Last saturday I went to visit my Dad. It was cool.

The more I keep searching in life for things the more I keep finding that the only thing worth searching for is lost. Being lost. Losing it. Simply not having IT. I am not sure if that sounds at all positive but I mean it to be very much positive. The lost I talk of is not the not knowing where so much as the not knowing what we are told we need to know from a very young age. Knowing how to dress alike, go to the schools we are told lead to success, acquire debt, and feel like you are nothing compared to the people on the road side bill board or the tv show family who have it all. These are the things that so many people think give them direction when it is really making us hopelessly fucking lost. The lost I speak of is the loss of these standards our society have imbedded in our assimilating culture. Now I am not advocating complete anarchy but the more I think I about it the more I miss how free I felt when I wore a neon mohawk and a stitched on upside down American flag. I just want to feel a little more off the beaten path and I wish everybody else did as well. If everybody who had the time to reflect actually did and went about making their immediate surrounding a little more bountiful in quality to them selves than maybe we could all find the apathy and perspective to care for one another a little bit more. I know it is hard to break away and being insane is the easy path but I try to keep the balance. I support the capitalistic system because it is me and I am it. I have no answers to this rant other than build a sketchy motorbike with what you have and go take it for a ride. See how far you can take yourself...
State line. Old Hwy 6 & 50. Now dirt. Snow in the mountains.

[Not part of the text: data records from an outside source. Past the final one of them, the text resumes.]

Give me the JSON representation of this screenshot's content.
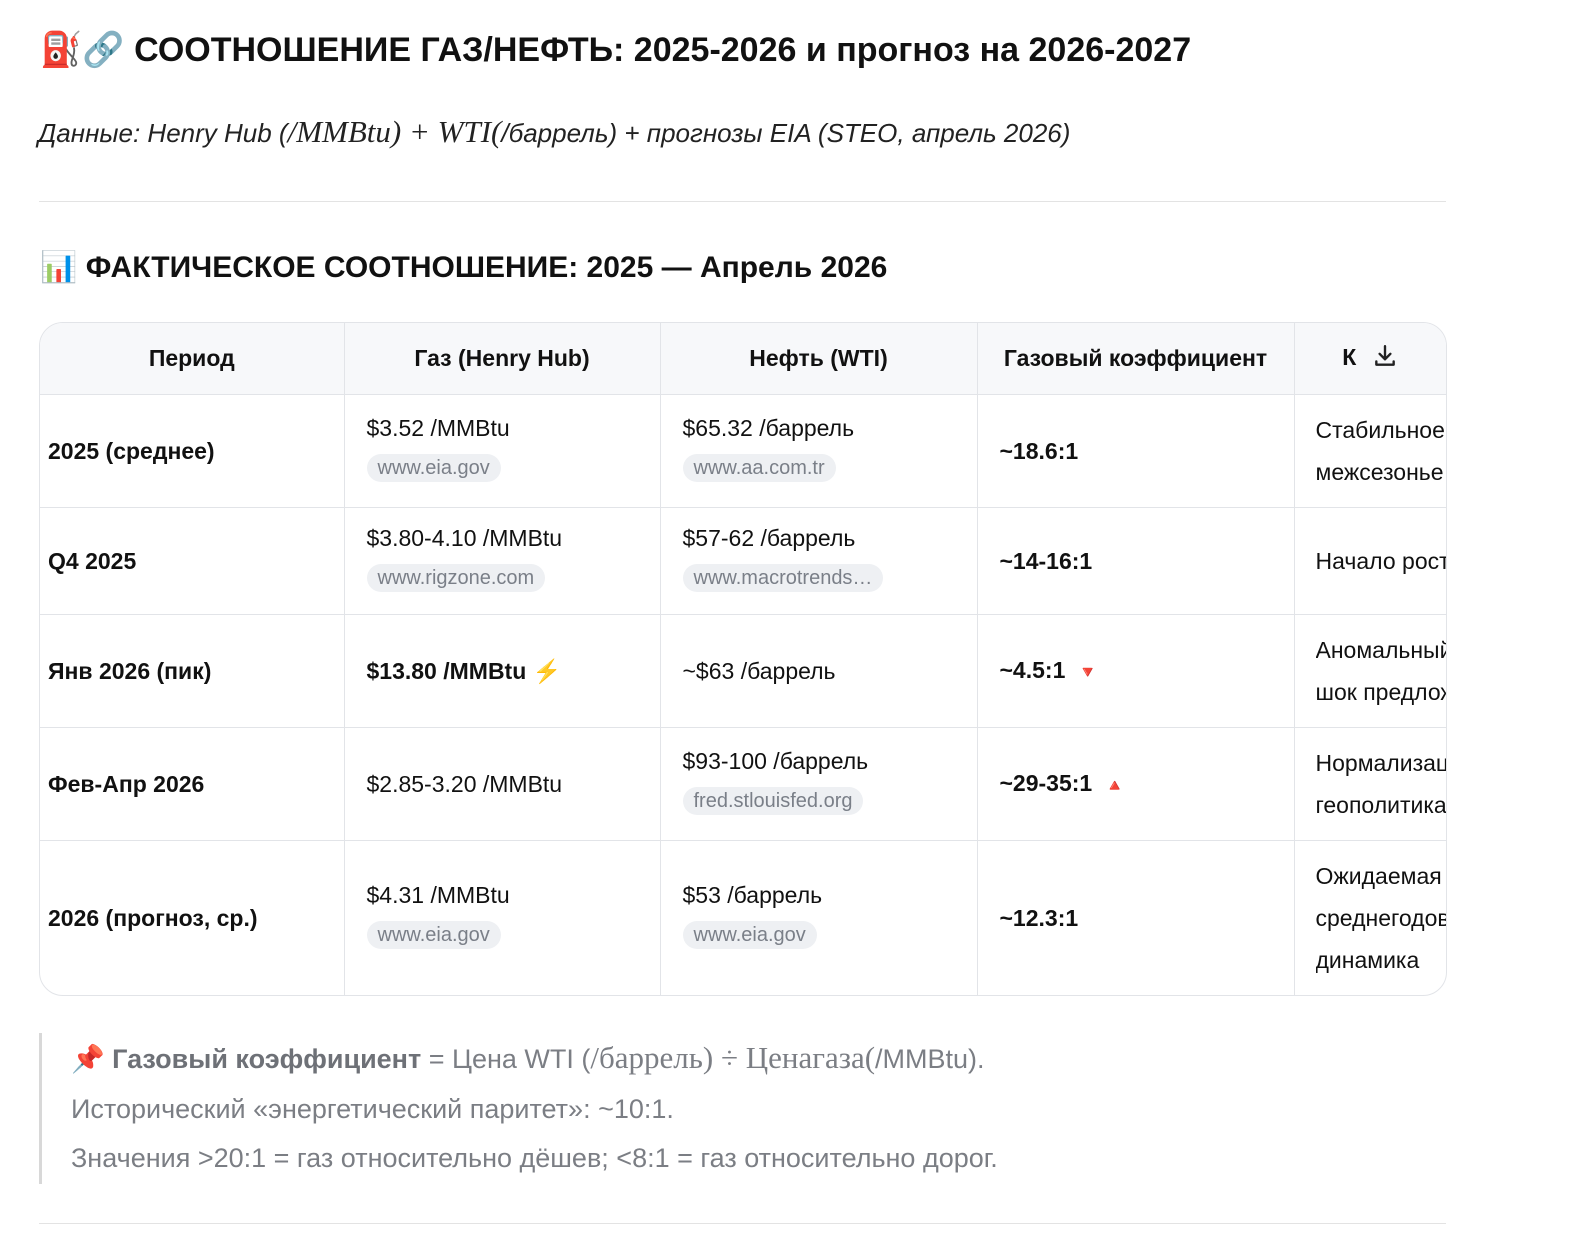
{
  "header": {
    "title": "⛽🔗 СООТНОШЕНИЕ ГАЗ/НЕФТЬ: 2025-2026 и прогноз на 2026-2027",
    "subtitle": [
      {
        "text": "Данные: Henry Hub (",
        "math": false
      },
      {
        "text": "/MMBtu) + WTI(",
        "math": true
      },
      {
        "text": "/баррель) + прогнозы EIA (STEO, апрель 2026)",
        "math": false
      }
    ]
  },
  "section": {
    "title": "📊 ФАКТИЧЕСКОЕ СООТНОШЕНИЕ: 2025 — Апрель 2026"
  },
  "table": {
    "columns": [
      "Период",
      "Газ (Henry Hub)",
      "Нефть (WTI)",
      "Газовый коэффициент",
      "К"
    ],
    "rows": [
      {
        "period": "2025 (среднее)",
        "gas": {
          "text": "$3.52 /MMBtu",
          "source": "www.eia.gov",
          "bold": false
        },
        "oil": {
          "text": "$65.32 /баррель",
          "source": "www.aa.com.tr"
        },
        "ratio": {
          "text": "~18.6:1"
        },
        "comment": [
          "Стабильное",
          "межсезонье"
        ]
      },
      {
        "period": "Q4 2025",
        "gas": {
          "text": "$3.80-4.10 /MMBtu",
          "source": "www.rigzone.com",
          "bold": false
        },
        "oil": {
          "text": "$57-62 /баррель",
          "source": "www.macrotrends…"
        },
        "ratio": {
          "text": "~14-16:1"
        },
        "comment": [
          "Начало роста"
        ]
      },
      {
        "period": "Янв 2026 (пик)",
        "gas": {
          "text": "$13.80 /MMBtu ⚡",
          "bold": true
        },
        "oil": {
          "text": "~$63 /баррель"
        },
        "ratio": {
          "text": "~4.5:1",
          "trend": "🔻"
        },
        "comment": [
          "Аномальный",
          "шок предложения"
        ]
      },
      {
        "period": "Фев-Апр 2026",
        "gas": {
          "text": "$2.85-3.20 /MMBtu",
          "bold": false
        },
        "oil": {
          "text": "$93-100 /баррель",
          "source": "fred.stlouisfed.org"
        },
        "ratio": {
          "text": "~29-35:1",
          "trend": "🔺"
        },
        "comment": [
          "Нормализация",
          "геополитика"
        ]
      },
      {
        "period": "2026 (прогноз, ср.)",
        "gas": {
          "text": "$4.31 /MMBtu",
          "source": "www.eia.gov",
          "bold": false
        },
        "oil": {
          "text": "$53 /баррель",
          "source": "www.eia.gov"
        },
        "ratio": {
          "text": "~12.3:1"
        },
        "comment": [
          "Ожидаемая",
          "среднегодовая",
          "динамика"
        ]
      }
    ]
  },
  "note": {
    "lines": [
      [
        {
          "text": "📌 ",
          "bold": false,
          "math": false
        },
        {
          "text": "Газовый коэффициент",
          "bold": true,
          "math": false
        },
        {
          "text": " = Цена WTI (",
          "bold": false,
          "math": false
        },
        {
          "text": "/баррель) ÷ Ценагаза(",
          "bold": false,
          "math": true
        },
        {
          "text": "/MMBtu).",
          "bold": false,
          "math": false
        }
      ],
      [
        {
          "text": "Исторический «энергетический паритет»: ~10:1.",
          "bold": false,
          "math": false
        }
      ],
      [
        {
          "text": "Значения >20:1 = газ относительно дёшев; <8:1 = газ относительно дорог.",
          "bold": false,
          "math": false
        }
      ]
    ]
  }
}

I realize that after writing this that I was channeled subliminally from Kowalski, the Vanishing point hero. Vanishing Point is a movie worth watching for any stunt man wanna-be. but I guess it has stuck with me. Scenes of it were filmed here and I don't care to invite other tourists. But who am I. I am them.

200+ mile first real ride maiden voyage on the last bike I built before I got out of Denver. She is a real nice road worthy scary fun mother fucker.